Ces récits, prismes déformants de la réalité, ont servi de romans d’initiation à de jeunes gens pour qui la politique n’avait plus la même saveur qu’avant. Finis l’engagement sur le terrain, l’apprentissage en local avant les responsabilités nationales : tout est devenu manigance d’antichambre.
Puis Donald Trump est arrivé. Et tout a basculé vers autre chose. Avec lui, nous ne sommes plus dans une série dont l’intrigue se déroulerait sur plusieurs saisons. Nous sommes dans un cartoon permanent. L’exagération, voire le grotesque, deviennent la norme, à grand renfort d’un langage qui se simplifie à l’extrême : slogans, insultes, onomatopées. Les mimiques remplacent les arguments. Le buzz tient lieu de programme. Et le pouvoir, lui, devient un spectacle dont la seule cohérence est la viralité. On gouverne comme on tweete : vite, fort, court. On se fiche d’être compris pourvu que l’on soit partagé.
Et Musk, dans tout ça ? Comme Trump ! Un personnage presque aussi caricatural que le fameux « Gru », héro de Moi, moche et méchant. Lui veut, non pas voler la lune, mais partir à la conquête des étoiles…
Tout comme « Gru », Musk possède un certain nombre d’engins roulants et autres vaisseaux spatiaux.

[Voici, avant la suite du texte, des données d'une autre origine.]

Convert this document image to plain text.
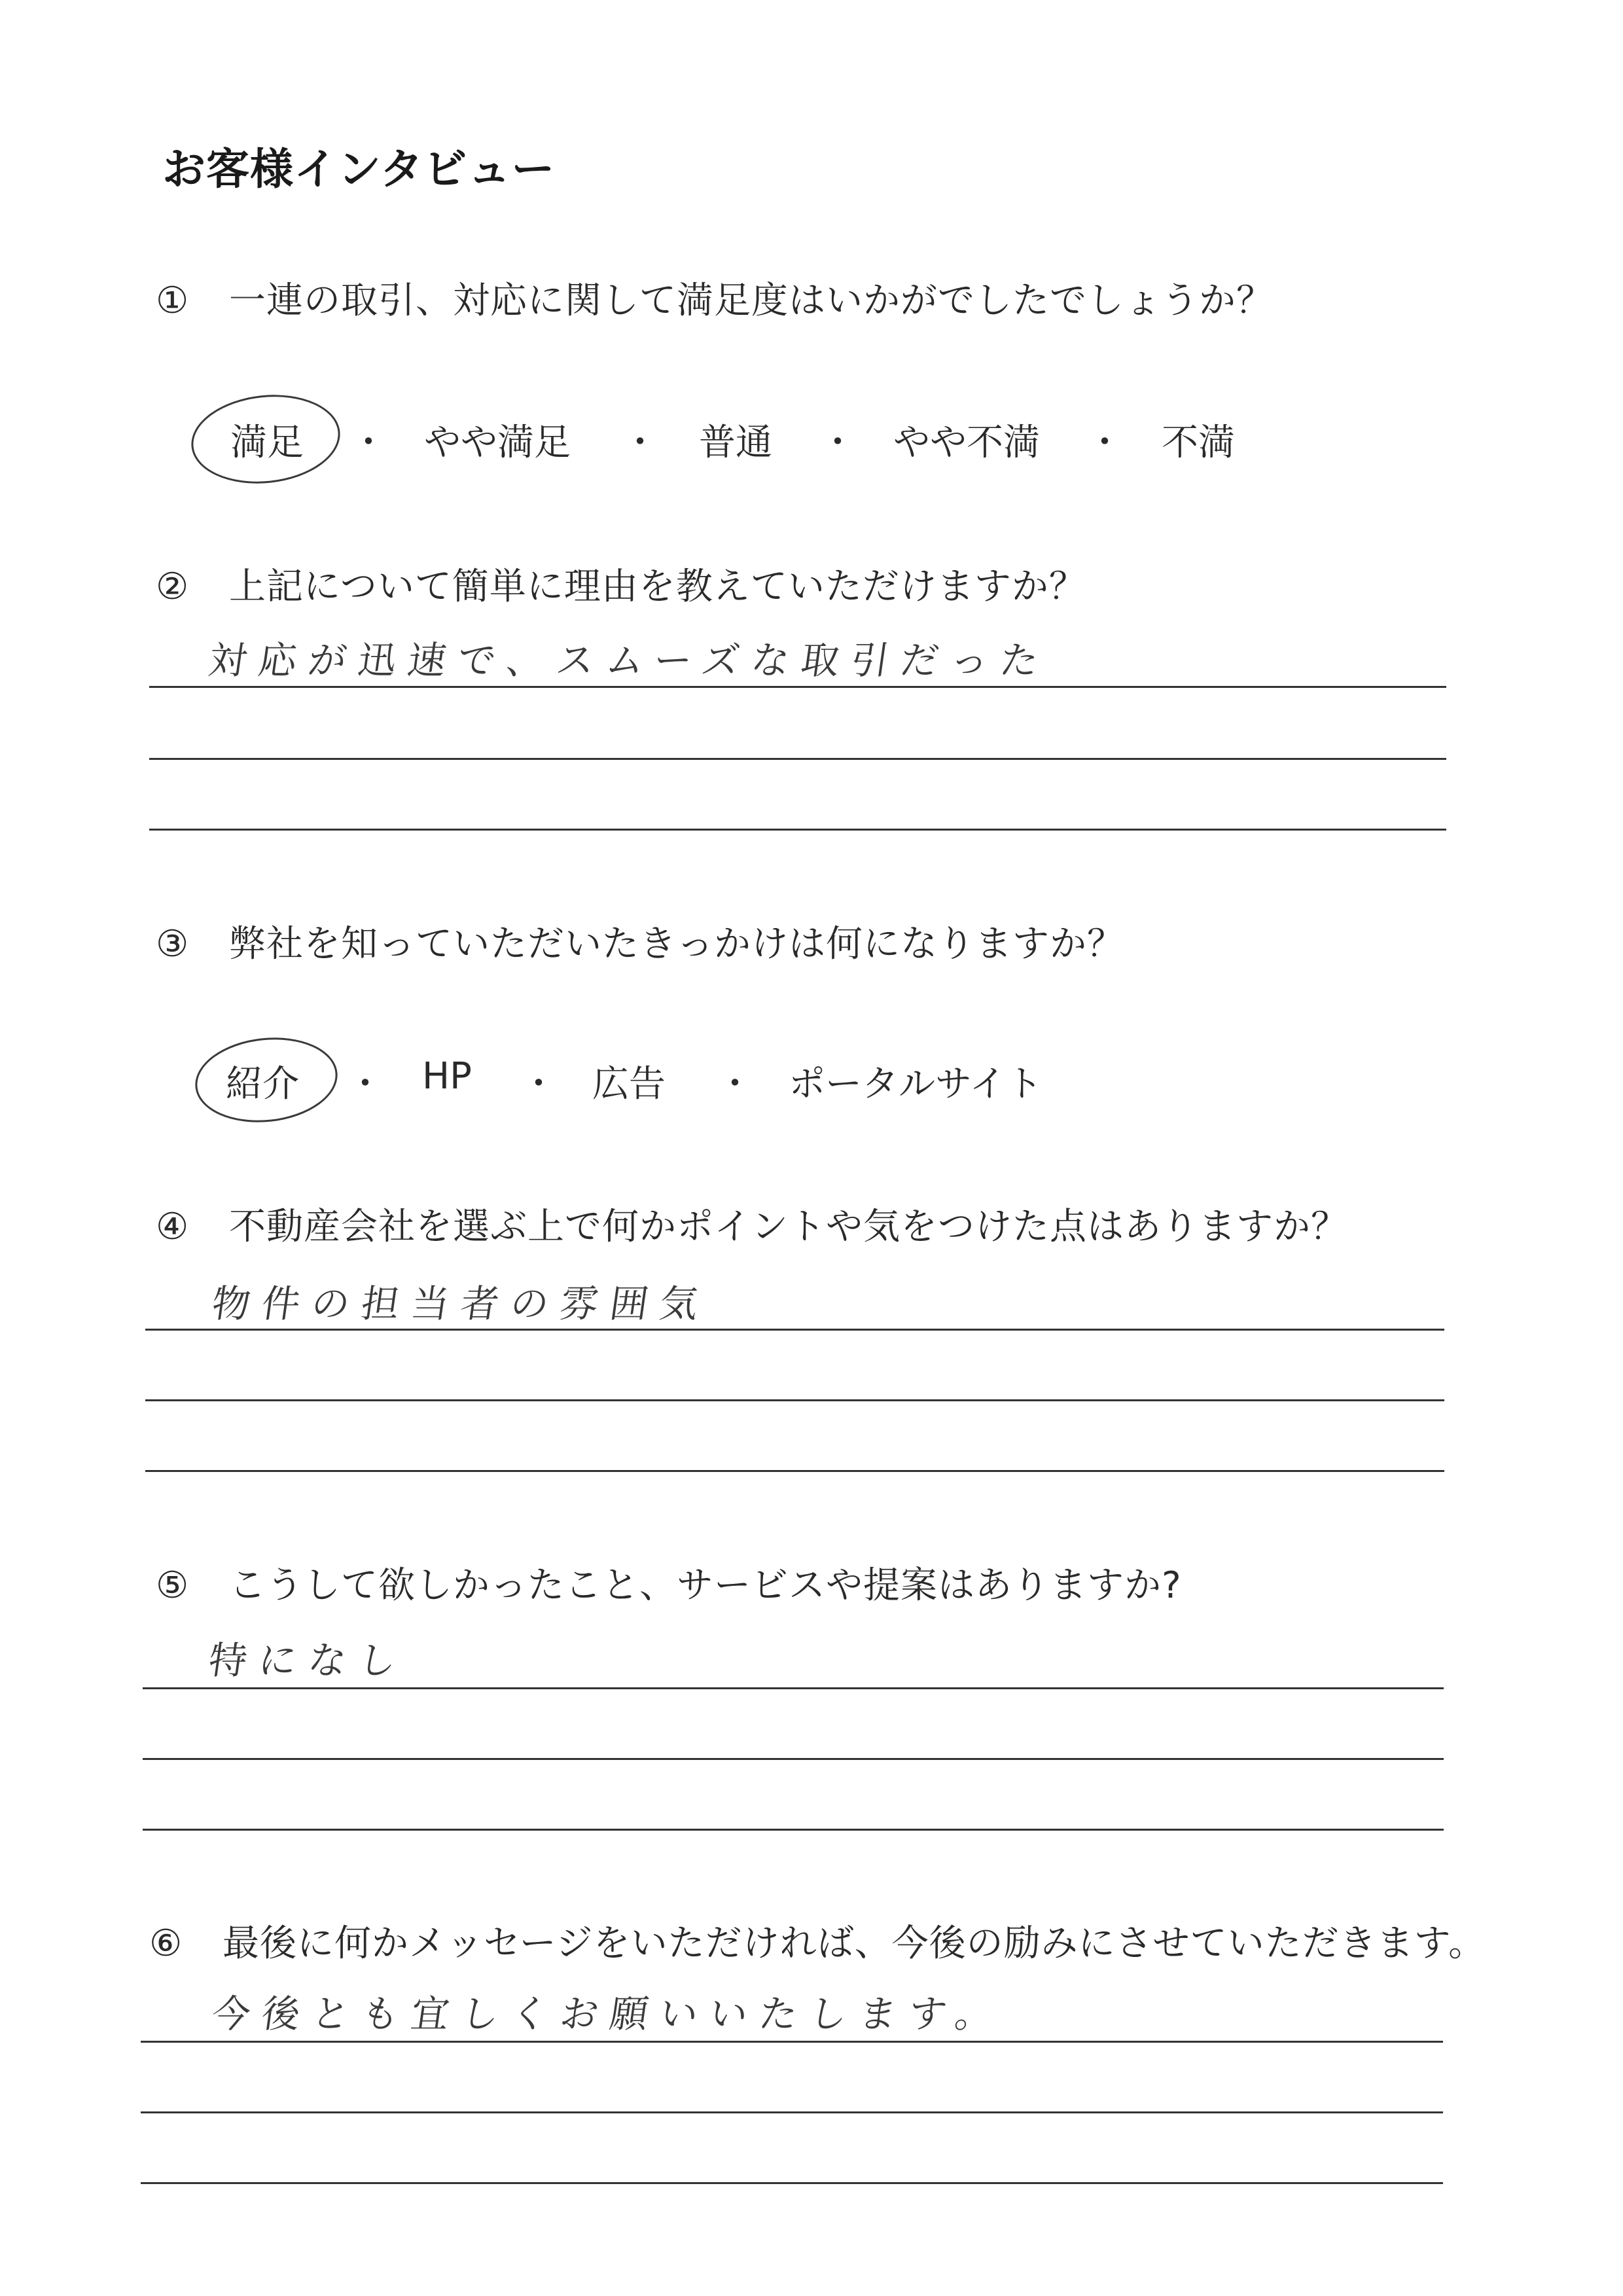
お客様インタビュー
① 一連の取引、対応に関して満足度はいかがでしたでしょうか？
満足 ・ やや満足 ・ 普通 ・ やや不満 ・ 不満
② 上記について簡単に理由を教えていただけますか？
対応が迅速で、スムーズな取引だった
③ 弊社を知っていただいたきっかけは何になりますか？
紹介 ・ HP ・ 広告 ・ ポータルサイト
④ 不動産会社を選ぶ上で何かポイントや気をつけた点はありますか？
物件の担当者の雰囲気
⑤ こうして欲しかったこと、サービスや提案はありますか?
特になし
⑥ 最後に何かメッセージをいただければ、今後の励みにさせていただきます。
今後とも宜しくお願いいたします。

Et lui aussi n’hésite pas à anéantir – non pas avec des armes, mais à grands coups de milliards – tout ce qui peut se dresser sur son passage. Lui aussi, enfin, est entouré d’une légende : depuis le récent et inexplicable œil au beurre noir jusqu’aux rumeurs persistantes de prises de drogues dures. Ce qu’il « vend » c’est une vision du monde où la règle est dictée par celui qui parle le plus fort, qui choque le plus souvent, qui ridiculise le plus vite.
L’image de son fils, 4 ans, faisant le show dans le bureau ovale, et au passage ridiculisant, selon toute vraisemblance, un Donald Trump pris à son propre piège, ou encore de son père qui, il y a quelques jours, exprimait son admiration pour Vladimir Poutine, viennent grossir le trait : Musk dépasse la fiction. Il a été, tour à tour, sauveur de l’humanité, provocateur de génie, enfant capricieux, dictateur de ses propres plateformes. Il est le « méchant » dont on s’amuse, jusqu’à ce qu’il impose ses règles du jeu.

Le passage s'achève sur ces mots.